The Competitive Edge: Generational Analysis
Staying competitive in the marketplace is an ongoing practice for most organizations. Competitor analysis, pricing analysis, market and economic analysis, we devote the time, manpower and research dollars to understand our competitive place in our industry. But, yet many times we fail to conduct a generational analysis of our marketplace. Who is the next generation of decision makers that will change or influence your industry?
While we struggle with keeping our current generation of leaders innovative and customers satisfied, we fail to think strategically how the next wave of generations will lead or how will we convince them to choose our product or service. Rarely, do we start to develop strategies that will keep our organization solid for years beyond our leadership. Understanding the next generation of decision makers and their social values, their lifestyles and priorities, their aspirations gives an organization a competitive edge. Developing services and products and marketing strategies to stay relevant to the next generation can enhance a brand’s image as a leader in their market space.
So who is this next generation of what we call Millennials (18 years old – 29 years old)?
This generation of well connected, confident, and change agents are on track to be the most educated generation of our time. They will be known as the “always connected” generation as they are tied to their digital technology and social media. Seventy-five percent of all Millennials have a profile on a social media platform and eighty percent say they actually sleep with their phones so they have quick access to social media, text messages, emails, music, etc. Based on extensive research by Pew Research Center, a non-partisan fact tank, most other generations see Millennials as the most distinctive generation because of their use of technology.

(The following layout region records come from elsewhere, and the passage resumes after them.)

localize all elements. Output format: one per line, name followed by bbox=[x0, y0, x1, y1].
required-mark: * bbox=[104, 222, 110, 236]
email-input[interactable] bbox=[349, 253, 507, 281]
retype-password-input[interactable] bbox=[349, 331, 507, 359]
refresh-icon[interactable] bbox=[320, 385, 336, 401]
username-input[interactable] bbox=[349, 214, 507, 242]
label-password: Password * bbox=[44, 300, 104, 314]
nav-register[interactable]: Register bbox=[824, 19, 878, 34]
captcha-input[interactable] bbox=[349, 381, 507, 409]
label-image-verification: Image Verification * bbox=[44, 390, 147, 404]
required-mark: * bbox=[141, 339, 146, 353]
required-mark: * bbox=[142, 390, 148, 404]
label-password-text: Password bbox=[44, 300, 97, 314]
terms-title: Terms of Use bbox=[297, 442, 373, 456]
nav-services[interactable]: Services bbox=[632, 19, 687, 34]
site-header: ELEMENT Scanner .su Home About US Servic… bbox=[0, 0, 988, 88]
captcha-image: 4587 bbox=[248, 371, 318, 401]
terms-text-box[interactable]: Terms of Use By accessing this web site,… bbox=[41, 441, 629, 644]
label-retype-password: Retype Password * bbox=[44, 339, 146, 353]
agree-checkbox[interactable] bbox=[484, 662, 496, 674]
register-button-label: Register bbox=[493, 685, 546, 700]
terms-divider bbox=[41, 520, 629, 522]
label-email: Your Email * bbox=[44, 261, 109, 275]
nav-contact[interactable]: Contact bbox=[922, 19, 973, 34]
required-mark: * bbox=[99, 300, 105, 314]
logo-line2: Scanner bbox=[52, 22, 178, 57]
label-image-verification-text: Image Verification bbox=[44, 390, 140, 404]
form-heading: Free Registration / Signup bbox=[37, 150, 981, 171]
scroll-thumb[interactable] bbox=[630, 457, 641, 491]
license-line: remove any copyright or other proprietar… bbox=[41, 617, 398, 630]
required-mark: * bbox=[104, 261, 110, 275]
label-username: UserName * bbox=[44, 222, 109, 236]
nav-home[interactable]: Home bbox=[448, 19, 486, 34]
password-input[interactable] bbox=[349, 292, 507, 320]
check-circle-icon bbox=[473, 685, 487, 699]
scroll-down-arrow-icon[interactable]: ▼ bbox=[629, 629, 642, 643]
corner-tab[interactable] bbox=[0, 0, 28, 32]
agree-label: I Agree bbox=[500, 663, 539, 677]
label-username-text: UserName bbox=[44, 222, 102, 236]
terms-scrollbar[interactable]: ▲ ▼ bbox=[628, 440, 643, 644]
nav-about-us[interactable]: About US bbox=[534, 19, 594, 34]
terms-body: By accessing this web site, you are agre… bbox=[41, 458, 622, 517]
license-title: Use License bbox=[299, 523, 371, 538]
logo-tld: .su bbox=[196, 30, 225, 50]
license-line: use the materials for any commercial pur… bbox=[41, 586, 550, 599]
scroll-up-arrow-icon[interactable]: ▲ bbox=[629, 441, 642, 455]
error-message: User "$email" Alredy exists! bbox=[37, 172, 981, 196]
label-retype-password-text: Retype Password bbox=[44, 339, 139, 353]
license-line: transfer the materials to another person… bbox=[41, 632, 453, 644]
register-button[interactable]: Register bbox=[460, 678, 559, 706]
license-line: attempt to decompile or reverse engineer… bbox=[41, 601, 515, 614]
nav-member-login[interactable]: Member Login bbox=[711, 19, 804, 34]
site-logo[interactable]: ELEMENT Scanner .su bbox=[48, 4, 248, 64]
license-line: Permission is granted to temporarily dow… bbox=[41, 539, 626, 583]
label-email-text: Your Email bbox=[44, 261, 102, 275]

While Millennials have a confidence of being innovators of change they have a high regard and respect for the older generations and acknowledge that past generations have a stronger work ethic than themselves. They are willing to be mentored. The advantage of this information for an organization is that while Social and Mobile Media is still in its early adoptions stages, the older generation may have found an avenue to reach its successors.
Not only can the current generation begin to communicate using Social and Mobile Media, their organizations values and mission statements, they can also begin to instill the value of their product and service. Utilizing the modern tools and technologies to relate and communicate with this newest generation will help companies create the longevity they hope for.
How are you building new media into your strategic marketing plans?